Botany and belief systems, both real and dubious, are at the heart of Deborah Zoe Laufer’s Rooted, her latest exploration of life’s contradictions, served up with a strong measure of whimsy.
Delivering her ultimately thoughtful outlook is a trio of eccentric souls whose search for meaning has them up a tree, quite literally.
Consider Emery Harris, an unschooled self-styled scientist, who has not left her well-appointed treehouse in upstate New York for more than a decade. Convinced that plants can understand, communicate and remember, she has been conducting experiments with her green leafy friends and posting the startling results on YouTube.
That sounds harmless enough, but when her research goes viral, drawing thousands of responses, Emery’s online followers start arriving at the open field where her tree — dubbed Mabel — stands. There they declare Emery to be the new-age messiah they have been waiting for, the source of emotional healing they collectively crave.
Emery finds the chanting crowd to be a nuisance. But her older sister, Hazel, long stuck in a dead-end job waiting tables at the local diner, sees the mob as her source of monetary salvation, a way to afford a way out of their stifling small town. Show me a true believer, Hazel reasons, and I’ll show you a sheep ready to be fleeced.
Completing the play’s trio of characters is Luanne, an open-hearted, optimistic holdover from one of Laufer’s earlier works, Be Here Now. Pummeled by the crowd, she manages to climb her way into the treehouse, and is accepted by the usually people-averse Emery. For her part, Luanne comes to accept Emery’s fascination with plants and concern for the planet, as she becomes an empathy magnet for the audience.
Playwright Laufer presents a challenge for a director in her script’s shifting tone and implausibility, but she has a kindred spirit at FAU Theatre Lab, in a production which she herself directs with unblinking assurance.
If, as it is said, the key decision for a director is casting, Laufer paved the way for the production’s success by hiring the trio of actresses from Be Here Now six seasons ago.

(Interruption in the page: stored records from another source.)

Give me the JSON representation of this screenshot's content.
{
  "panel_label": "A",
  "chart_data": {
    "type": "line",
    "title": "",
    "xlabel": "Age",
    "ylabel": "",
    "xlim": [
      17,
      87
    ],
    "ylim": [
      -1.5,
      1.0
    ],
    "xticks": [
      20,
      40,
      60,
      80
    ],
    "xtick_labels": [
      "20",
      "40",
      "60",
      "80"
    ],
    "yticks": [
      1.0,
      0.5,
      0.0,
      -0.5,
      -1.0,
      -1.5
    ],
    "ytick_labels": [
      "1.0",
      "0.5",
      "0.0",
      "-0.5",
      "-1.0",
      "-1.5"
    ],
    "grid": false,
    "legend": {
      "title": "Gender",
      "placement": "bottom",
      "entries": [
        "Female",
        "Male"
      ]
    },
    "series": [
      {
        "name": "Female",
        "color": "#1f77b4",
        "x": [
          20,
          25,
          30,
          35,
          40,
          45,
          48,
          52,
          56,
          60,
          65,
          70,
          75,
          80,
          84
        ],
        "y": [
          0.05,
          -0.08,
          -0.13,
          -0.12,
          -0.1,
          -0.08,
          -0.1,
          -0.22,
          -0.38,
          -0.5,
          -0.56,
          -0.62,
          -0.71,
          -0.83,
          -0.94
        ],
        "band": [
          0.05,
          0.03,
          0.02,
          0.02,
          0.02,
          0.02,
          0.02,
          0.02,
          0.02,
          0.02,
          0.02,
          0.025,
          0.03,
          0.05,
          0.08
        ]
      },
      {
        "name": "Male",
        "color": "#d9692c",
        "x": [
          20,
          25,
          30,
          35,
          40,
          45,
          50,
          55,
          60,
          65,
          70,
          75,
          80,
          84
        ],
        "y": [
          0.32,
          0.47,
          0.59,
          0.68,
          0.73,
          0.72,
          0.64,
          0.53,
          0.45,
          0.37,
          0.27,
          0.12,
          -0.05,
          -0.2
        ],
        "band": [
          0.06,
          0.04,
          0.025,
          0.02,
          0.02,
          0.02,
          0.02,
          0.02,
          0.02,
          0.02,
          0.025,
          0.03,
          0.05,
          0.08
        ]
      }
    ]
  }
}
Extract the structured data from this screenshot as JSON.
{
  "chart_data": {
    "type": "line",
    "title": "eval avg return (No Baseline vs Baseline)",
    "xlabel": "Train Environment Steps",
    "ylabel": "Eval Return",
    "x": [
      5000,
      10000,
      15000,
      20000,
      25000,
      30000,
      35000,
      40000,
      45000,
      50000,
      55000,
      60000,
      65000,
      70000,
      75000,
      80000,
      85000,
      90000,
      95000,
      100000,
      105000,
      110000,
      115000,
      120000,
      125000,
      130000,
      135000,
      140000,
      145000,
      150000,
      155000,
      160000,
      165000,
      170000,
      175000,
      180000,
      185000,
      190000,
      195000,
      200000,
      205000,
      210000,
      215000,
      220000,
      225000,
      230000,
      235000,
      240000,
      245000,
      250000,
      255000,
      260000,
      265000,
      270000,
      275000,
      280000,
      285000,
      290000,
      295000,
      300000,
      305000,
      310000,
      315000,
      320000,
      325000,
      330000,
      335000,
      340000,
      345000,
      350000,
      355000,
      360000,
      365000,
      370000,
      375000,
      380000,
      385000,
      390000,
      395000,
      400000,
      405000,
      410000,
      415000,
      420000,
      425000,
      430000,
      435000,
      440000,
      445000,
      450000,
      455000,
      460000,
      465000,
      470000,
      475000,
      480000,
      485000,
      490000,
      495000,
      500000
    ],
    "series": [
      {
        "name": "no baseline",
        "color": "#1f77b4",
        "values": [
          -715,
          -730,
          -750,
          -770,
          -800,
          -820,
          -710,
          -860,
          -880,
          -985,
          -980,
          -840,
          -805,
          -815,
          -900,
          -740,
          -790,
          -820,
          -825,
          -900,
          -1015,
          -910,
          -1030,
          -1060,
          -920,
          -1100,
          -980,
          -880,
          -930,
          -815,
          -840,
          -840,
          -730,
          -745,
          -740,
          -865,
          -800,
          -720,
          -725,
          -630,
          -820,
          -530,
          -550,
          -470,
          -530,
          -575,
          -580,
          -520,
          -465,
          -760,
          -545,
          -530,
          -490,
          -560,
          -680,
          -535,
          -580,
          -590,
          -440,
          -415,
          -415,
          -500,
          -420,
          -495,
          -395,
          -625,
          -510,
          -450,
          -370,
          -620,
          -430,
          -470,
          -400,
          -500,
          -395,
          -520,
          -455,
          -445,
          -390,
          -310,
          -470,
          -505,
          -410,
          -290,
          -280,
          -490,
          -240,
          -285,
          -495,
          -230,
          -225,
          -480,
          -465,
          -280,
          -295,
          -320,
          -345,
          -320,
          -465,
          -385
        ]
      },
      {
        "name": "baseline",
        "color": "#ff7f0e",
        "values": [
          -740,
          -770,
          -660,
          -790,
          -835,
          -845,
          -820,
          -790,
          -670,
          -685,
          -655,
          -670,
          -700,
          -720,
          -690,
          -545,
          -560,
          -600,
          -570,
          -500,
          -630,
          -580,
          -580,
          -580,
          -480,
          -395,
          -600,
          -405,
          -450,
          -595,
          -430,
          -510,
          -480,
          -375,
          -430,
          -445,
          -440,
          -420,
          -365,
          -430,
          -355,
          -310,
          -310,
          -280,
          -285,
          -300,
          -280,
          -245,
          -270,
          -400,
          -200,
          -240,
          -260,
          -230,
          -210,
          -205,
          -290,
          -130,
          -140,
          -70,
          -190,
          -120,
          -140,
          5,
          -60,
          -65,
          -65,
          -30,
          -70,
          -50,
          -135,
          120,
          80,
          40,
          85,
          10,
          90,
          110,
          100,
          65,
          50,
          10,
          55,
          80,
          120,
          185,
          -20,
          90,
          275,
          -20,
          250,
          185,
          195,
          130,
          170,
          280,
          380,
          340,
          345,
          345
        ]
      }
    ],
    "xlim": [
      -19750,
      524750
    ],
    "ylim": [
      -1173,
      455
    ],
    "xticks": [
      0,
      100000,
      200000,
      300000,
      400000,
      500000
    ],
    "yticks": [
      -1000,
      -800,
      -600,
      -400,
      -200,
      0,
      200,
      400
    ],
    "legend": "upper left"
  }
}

As introverted Emery, Elizabeth Dimon finds plenty of dimensions in her character’s meekness, clinging to her walker like a lifeline, hiding out from her adoring followers below. In contrast to her timidity is Laura Turnbull’s Hazel, volcanic in her anger at the world, yet amusingly so. Completing the threesome is Gretchen Porro as chipper Luanne, a dim bulb though awfully sincere. While Rooted’s forward motion isn’t always evident, the performers are never less than compelling.
Michael McClain’s treehouse set is a visual treat, brimming with intricate details, from the central tree trunk to the working kitchen sink to the trap door to the outside world below. And resident costumer Dawn C. Shamburger outfits the cast with a sly wink, particularly Turnbull’s dainty waitress uniform.
Be Here Now and Rooted are the first two installments of a projected trilogy. They make us eager to see the third shoe drop.
ROOTED, Florida Atlantic University Theatre Lab, Parliament Hall, FAU Campus, 777 Glades Road, Boca Raton. Through to Sun., Feb. 18. $35-$45. 561-297-6124.